How about the people who made your keyboard? Do you trust them? If not, what do you do about it?


I speak every keystroke into OpenAI Whisper.


I make my own. Your move.


Is this the Azure deployment of GPT-4 or something else?


Yes, so far as I know.


If you thought it wasn't that would be hopelessly naive. Of course they record it. They will also read it, analyze it and do whatever they want with your conversations.


Your conversation history in a thread is the entire prompt for each new question you ask. When you log in, you can see all of your prior conversations. So, yes.


Chat history can be disabled in the settings menu, temporarily or permanently at least for Plus users, not sure about free users…


It disables it for you. But I would not bet on it also disabling it for OpenAI and even if it does today there is no guarantee it will be like that tomorrow.


It is deleted after 30 days, the same as their API


You know this how? Because they say so or because you've audited them?


As per this OpenAi blog post April 25, 2023.

'We've introduced the ability to turn off chat history in ChatGPT. Conversations that are started when chat history is disabled won’t be used to train and improve our models, and won’t appear in the history sidebar. These controls, which are rolling out to all users starting today, can be found in ChatGPT’s settings and can be changed at any time. We hope this provides an easier way to manage your data than our existing opt-out process. When chat history is disabled, we will retain new conversations for 30 days and review them only when needed to monitor for abuse, before permanently deleting.'

https://openai.com/blog/new-ways-to-manage-your-data-in-chat...


You have two options in the settings menu:

1. Share all your chat data with OpenAI

2. Disable saved chats entirely.

You want to have saved chats but don't agree with OpenAI also having access to them? Not possible.

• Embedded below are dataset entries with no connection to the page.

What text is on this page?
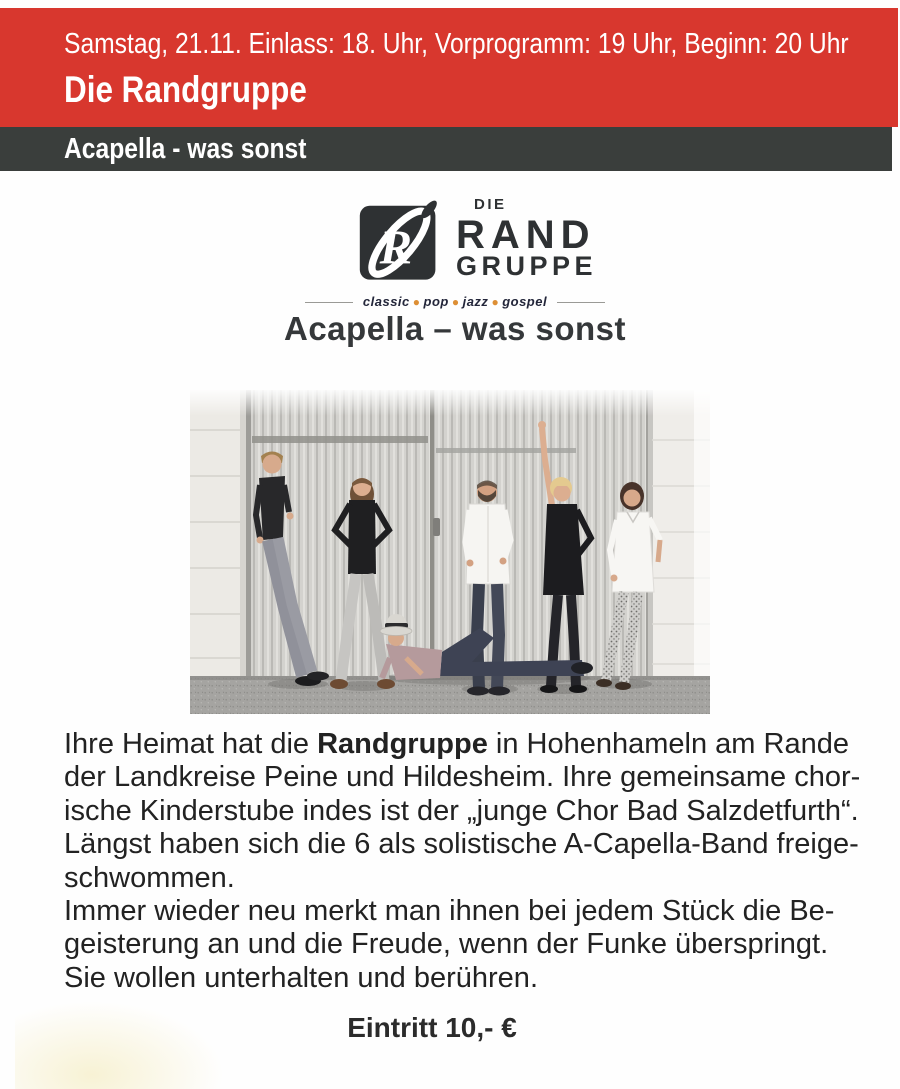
Samstag, 21.11. Einlass: 18. Uhr, Vorprogramm: 19 Uhr, Beginn: 20 Uhr
Die Randgruppe
Acapella - was sonst
R
DIE
RAND
GRUPPE
classic ● pop ● jazz ● gospel
Acapella – was sonst
Ihre Heimat hat die Randgruppe in Hohenhameln am Rande
der Landkreise Peine und Hildesheim. Ihre gemeinsame chor-
ische Kinderstube indes ist der „junge Chor Bad Salzdetfurth“.
Längst haben sich die 6 als solistische A-Capella-Band freige-
schwommen.
Immer wieder neu merkt man ihnen bei jedem Stück die Be-
geisterung an und die Freude, wenn der Funke überspringt.
Sie wollen unterhalten und berühren.
Eintritt 10,- €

You can also submit this Google Forms buried three links deep in their privacy policy: https://docs.google.com/forms/d/e/1FAIpQLScrnC-_A7JFs4LbIuze...


I use ChatBot-UI to achieve something like 1 and 2 together. It runs locally and uses the OpenAI API to provide a ChatGPT-like experience, but the chat history is saved locally in the browser. It also has a useful prompt management sidebar.

Of course, OpenAI saves the data regardless, but they say they don't use API requests for training data and they claim it's deleted after 30 days.

https://github.com/mckaywrigley/chatbot-ui

https://openai.com/policies/api-data-usage-policies


I've been waiting for GPT-4 API access for several weeks now. As soon as I get it I'll try something like this but who knows how long that will be.